Home News Betting ​​​​Evoke Plc: 888 has Rebranded

​​​​Evoke Plc: 888 has Rebranded

888 Holdings has officially rebranded as Evoke Plc, following approval from the shareholders of the LSE gambling group.

During yesterday’s Annual General Meeting (AGM), shareholders overwhelmingly supported the name change to Evoke Plc, with a resounding 99.7% in favor. The decision to alter the identity of the LSE gambling group was initially proposed in March alongside the release of the firm’s full-year 2023 results.

Evoke Plc was put forward by the board to mirror the company’s reorganization efforts and its expanded portfolio of global gaming brands, which now includes William Hill and Mr Green.

By transitioning 888’s identity to Evoke, the board aligns with the objectives outlined in the firm’s Value Creation Plan (VCP), a strategy aimed at restructuring the group’s operating model to achieve sustainable profitability. Spearheaded by new CEO Per Widerström, who assumed leadership in October, the VCP strategy targets the elimination of inefficiencies and enhancement of financial performance accountability.

Key objectives of the VCP include achieving $37,6 million in annual cost savings. Additionally, Evoke anticipates revenue growth to resume on a year-on-year basis from the second quarter of 2024 onwards, with full-year revenue growth projected to align with the mid-term target of 5-9% annual growth.

In pursuit of performance-driven goals, Evoke aims to regain market share growth in key regions such as the UK, Italy, Spain, and Denmark. The initial steps of the VCP strategy involved terminating the US-facing SI sportsbook with Authentic Brands Group, with a closure agreement valued at $50 million.
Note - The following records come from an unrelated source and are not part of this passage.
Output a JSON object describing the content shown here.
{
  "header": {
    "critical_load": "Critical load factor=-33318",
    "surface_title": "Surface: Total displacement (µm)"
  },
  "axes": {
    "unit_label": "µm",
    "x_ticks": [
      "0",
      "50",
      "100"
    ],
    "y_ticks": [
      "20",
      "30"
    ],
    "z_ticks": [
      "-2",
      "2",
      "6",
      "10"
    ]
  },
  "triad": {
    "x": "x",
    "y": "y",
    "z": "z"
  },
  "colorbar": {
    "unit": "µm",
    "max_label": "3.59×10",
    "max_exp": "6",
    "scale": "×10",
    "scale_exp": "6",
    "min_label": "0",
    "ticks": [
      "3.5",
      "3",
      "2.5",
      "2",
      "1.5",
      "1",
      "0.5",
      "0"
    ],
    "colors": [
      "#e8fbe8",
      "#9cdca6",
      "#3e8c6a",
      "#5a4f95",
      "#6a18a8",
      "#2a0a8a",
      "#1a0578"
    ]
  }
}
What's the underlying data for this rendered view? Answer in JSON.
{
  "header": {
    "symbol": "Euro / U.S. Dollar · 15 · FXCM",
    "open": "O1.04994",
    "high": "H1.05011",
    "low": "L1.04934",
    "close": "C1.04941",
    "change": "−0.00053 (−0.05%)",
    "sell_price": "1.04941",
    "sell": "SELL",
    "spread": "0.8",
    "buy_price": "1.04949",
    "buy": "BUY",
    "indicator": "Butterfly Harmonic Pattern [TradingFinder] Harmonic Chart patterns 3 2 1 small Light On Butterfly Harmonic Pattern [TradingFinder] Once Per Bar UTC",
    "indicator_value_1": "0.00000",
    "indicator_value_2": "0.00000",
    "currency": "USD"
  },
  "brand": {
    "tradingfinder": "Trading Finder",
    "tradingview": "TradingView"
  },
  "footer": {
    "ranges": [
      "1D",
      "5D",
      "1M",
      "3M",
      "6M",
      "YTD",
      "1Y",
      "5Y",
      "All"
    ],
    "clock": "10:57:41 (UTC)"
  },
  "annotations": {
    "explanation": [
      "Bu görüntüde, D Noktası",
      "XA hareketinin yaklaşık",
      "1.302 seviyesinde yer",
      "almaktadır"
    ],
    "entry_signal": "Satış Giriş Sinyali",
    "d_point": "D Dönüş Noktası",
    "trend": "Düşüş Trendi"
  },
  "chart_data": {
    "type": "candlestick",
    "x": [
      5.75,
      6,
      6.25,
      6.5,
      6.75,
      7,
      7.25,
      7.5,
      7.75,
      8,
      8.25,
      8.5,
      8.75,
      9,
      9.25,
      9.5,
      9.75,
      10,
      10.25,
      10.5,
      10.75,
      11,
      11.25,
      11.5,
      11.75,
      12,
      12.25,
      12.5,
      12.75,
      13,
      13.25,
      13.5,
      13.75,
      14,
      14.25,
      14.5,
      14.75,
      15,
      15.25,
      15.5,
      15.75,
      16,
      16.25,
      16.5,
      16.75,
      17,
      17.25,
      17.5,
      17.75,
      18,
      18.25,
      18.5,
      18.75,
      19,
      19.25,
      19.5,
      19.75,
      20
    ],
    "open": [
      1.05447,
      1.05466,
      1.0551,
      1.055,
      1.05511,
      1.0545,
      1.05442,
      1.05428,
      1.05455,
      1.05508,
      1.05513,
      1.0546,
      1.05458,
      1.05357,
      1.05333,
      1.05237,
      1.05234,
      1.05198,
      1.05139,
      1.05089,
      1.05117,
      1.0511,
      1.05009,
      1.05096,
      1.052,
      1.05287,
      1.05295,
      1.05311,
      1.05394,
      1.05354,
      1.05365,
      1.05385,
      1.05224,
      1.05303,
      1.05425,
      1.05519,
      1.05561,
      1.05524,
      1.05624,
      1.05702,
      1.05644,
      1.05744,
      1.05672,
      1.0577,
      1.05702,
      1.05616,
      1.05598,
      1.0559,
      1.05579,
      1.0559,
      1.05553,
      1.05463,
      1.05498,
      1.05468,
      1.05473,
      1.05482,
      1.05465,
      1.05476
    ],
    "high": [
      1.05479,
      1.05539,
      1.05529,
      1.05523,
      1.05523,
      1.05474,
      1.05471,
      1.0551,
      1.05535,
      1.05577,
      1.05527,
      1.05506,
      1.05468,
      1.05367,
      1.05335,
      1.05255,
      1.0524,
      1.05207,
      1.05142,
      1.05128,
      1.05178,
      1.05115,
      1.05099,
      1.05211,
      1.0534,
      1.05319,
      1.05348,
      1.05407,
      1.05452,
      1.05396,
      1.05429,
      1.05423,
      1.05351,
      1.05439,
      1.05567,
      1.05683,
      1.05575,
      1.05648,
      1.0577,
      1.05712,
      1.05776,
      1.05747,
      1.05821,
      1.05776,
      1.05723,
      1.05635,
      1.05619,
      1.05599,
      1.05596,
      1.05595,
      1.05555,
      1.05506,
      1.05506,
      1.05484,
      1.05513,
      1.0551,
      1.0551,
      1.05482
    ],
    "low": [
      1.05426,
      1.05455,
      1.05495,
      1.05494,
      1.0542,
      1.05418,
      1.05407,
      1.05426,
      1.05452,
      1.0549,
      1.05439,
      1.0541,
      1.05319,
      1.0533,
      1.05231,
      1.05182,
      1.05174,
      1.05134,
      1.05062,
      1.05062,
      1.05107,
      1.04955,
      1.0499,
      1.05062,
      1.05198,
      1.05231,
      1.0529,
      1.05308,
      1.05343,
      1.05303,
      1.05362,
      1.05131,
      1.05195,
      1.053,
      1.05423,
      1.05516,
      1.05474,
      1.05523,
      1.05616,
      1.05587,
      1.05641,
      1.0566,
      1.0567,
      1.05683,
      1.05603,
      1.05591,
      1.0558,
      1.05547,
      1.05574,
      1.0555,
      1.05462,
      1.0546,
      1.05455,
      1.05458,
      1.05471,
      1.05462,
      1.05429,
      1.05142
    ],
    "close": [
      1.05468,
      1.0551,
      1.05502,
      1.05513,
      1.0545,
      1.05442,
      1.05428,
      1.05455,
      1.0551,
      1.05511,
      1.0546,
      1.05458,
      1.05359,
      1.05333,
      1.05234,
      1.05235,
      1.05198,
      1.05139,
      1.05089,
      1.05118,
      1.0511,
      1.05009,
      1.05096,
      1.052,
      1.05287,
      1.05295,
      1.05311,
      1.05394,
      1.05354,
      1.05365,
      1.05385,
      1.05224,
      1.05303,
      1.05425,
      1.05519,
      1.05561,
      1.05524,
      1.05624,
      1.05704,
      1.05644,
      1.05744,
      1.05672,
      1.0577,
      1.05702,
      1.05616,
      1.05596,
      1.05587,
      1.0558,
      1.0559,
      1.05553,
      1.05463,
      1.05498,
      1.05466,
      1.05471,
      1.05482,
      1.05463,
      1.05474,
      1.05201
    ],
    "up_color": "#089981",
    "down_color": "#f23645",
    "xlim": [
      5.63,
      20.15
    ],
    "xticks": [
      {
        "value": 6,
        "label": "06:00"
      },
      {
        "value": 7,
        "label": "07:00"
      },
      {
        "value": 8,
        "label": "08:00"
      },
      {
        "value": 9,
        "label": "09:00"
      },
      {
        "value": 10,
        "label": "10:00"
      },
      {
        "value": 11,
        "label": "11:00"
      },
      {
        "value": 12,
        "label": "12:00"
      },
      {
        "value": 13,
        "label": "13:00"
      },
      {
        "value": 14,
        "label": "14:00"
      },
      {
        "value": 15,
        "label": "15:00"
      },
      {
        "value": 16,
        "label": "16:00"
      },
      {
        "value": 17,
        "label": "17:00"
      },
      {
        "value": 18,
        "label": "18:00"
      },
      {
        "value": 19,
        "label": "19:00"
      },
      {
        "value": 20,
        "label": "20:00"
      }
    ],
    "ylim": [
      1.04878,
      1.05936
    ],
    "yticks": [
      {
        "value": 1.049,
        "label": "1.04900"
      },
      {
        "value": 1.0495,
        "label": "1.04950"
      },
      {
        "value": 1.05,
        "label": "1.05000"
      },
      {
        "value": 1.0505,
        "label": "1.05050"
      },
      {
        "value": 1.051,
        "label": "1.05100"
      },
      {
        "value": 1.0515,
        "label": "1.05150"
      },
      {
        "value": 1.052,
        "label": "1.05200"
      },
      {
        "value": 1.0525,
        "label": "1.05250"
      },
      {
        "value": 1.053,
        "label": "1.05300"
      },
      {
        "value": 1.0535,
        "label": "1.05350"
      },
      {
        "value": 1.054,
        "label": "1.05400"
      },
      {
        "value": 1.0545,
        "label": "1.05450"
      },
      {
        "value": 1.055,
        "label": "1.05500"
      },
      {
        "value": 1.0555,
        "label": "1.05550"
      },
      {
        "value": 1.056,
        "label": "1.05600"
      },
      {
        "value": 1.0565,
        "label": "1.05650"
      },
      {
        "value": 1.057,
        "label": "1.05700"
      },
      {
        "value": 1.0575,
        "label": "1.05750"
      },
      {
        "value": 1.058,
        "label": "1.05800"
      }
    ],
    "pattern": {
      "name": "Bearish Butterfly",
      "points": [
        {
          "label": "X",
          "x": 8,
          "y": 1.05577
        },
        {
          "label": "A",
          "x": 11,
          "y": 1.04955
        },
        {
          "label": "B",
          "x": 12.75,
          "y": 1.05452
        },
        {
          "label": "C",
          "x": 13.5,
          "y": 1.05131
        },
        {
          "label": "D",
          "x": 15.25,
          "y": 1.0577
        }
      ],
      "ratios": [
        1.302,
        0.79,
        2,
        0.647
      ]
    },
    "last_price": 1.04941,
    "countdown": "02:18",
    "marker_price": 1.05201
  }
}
While Q1 trading results showed promising group revenues of $541,1 million, surpassing the guidance range of $527–539 million, concerns persist regarding the performance of William Hill’s retail unit. The unit reported continued revenue declines of -7%, attributed to organizational restructuring and reduction of UK estates.

Evoke concluded Q1 trading by announcing the refinancing of $502 million of senior secured debt notes, a transaction aimed at supporting the VCP objectives of deleveraging the firm’s debt ratio to 3.5x by the end of 2026 trading.